Polycrystalline silicon and particularly in-situ doped polycrystalline silicon has been suggested as a contact material especially for ultralarge scale integration technology. Doped polycrystalline silicon has been suggested as a suitable plug or stud material (for a contact-hole or via) that makes contact with an underlying epitaxial monocrystalline silicon substrate. The silicon can be co-deposited on the desired substrate along with the dopant by chemical vapor deposition process. It has been reported that relatively deep-submicron contact holes have been successfully plugged with polysilicon.
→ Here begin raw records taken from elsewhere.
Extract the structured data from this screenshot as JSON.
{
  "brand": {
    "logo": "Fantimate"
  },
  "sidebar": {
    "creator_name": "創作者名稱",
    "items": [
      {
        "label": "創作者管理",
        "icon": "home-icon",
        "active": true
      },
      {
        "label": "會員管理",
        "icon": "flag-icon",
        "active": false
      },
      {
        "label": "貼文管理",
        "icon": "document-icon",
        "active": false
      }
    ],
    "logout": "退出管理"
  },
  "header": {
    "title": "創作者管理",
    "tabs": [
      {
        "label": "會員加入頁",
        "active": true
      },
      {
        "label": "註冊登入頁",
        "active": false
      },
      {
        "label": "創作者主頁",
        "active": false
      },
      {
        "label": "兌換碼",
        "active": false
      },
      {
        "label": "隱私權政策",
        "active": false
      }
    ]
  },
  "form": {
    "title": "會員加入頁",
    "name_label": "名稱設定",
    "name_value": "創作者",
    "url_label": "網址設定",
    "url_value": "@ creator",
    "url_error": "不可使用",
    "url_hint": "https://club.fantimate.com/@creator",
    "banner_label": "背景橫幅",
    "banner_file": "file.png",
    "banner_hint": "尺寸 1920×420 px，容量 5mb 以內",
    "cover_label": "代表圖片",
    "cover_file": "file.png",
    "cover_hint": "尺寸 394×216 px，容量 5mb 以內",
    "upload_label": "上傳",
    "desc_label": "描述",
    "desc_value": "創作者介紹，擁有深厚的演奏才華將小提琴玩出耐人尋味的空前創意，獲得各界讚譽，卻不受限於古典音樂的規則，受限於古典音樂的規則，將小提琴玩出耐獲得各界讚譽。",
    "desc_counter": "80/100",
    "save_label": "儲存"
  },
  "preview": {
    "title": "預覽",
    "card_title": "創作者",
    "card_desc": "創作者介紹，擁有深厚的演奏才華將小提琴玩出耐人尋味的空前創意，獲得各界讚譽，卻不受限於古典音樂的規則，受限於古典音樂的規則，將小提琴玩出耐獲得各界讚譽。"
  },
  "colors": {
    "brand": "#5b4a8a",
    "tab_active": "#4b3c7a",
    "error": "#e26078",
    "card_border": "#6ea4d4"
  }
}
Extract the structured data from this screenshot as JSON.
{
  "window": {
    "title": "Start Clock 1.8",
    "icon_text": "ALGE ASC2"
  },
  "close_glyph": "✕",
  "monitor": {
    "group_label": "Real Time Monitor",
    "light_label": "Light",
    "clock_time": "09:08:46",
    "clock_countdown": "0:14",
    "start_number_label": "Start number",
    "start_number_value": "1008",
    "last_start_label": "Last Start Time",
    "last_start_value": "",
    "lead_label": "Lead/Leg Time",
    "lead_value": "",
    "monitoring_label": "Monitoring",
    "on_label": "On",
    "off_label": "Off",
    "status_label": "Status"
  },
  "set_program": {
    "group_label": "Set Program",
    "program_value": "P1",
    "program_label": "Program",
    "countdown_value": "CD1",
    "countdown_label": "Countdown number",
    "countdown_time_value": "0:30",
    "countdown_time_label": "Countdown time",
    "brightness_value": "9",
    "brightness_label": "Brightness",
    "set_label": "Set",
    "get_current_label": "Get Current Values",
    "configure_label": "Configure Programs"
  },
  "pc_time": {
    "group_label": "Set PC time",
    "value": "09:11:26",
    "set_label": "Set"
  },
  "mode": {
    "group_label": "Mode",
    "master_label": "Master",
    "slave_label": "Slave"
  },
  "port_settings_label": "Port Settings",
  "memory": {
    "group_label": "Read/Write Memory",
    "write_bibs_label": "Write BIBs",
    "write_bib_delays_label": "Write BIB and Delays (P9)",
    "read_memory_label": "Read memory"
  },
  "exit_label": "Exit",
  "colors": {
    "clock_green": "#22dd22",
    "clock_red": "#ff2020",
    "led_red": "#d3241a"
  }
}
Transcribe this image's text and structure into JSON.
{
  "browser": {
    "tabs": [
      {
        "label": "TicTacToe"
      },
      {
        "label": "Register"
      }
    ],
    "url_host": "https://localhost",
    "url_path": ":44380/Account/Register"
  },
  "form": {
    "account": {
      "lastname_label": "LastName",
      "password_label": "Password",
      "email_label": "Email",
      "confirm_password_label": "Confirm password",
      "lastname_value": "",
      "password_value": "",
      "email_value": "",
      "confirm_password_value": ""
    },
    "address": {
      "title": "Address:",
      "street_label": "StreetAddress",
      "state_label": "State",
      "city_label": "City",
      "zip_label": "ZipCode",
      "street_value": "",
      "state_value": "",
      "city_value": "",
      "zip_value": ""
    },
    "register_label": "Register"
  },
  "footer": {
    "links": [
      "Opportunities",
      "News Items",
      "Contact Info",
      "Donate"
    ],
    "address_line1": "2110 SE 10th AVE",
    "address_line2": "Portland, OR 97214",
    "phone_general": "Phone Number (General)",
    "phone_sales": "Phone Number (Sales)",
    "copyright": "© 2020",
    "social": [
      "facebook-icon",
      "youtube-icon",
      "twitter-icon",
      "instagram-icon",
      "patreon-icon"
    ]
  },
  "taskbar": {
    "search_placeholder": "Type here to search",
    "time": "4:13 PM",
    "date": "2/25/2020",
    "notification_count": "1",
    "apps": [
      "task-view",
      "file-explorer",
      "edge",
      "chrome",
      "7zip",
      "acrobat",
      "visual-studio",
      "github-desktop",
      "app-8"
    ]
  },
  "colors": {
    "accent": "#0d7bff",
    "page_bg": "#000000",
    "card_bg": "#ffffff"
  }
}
Continuing efforts have been underway for providing improved methods for depositing doped polycrystalline silicon especially for improving the deposition rates and controlling radial non-uniformity across the wafer that has been caused by adding the dopant gas. Notwithstanding the strides that have been made, room still exists for improvement. This is especially so with respect to attempting to further reduce the contact resistance.
For instance, in-situ phosphorus-doped polycrystalline silicon exhibits contact resistance of about two-three times lower than a polycrystalline silicon doped after deposition with phosphorus. However, in-situ doping of phosphorus and boron requires fine-tuning of the dopant injection system and obtaining uniform in-situ doping is problematic. The problem of uniformity becomes significantly more acute when attempting to carry out in-situ doping of arsenic. Arsenic is a very desirable dopant because of its low diffusivity. This uniformity problem has been addressed to some extent by employing furnaces having loadlocks and a relatively complex array of injectors.
Furthermore, the deposition rate decreases considerably during phosphorus in-situ doping or arsenic in-situ doping.
Accordingly, providing an improved technique for achieving reduced contact resistance would be desirable.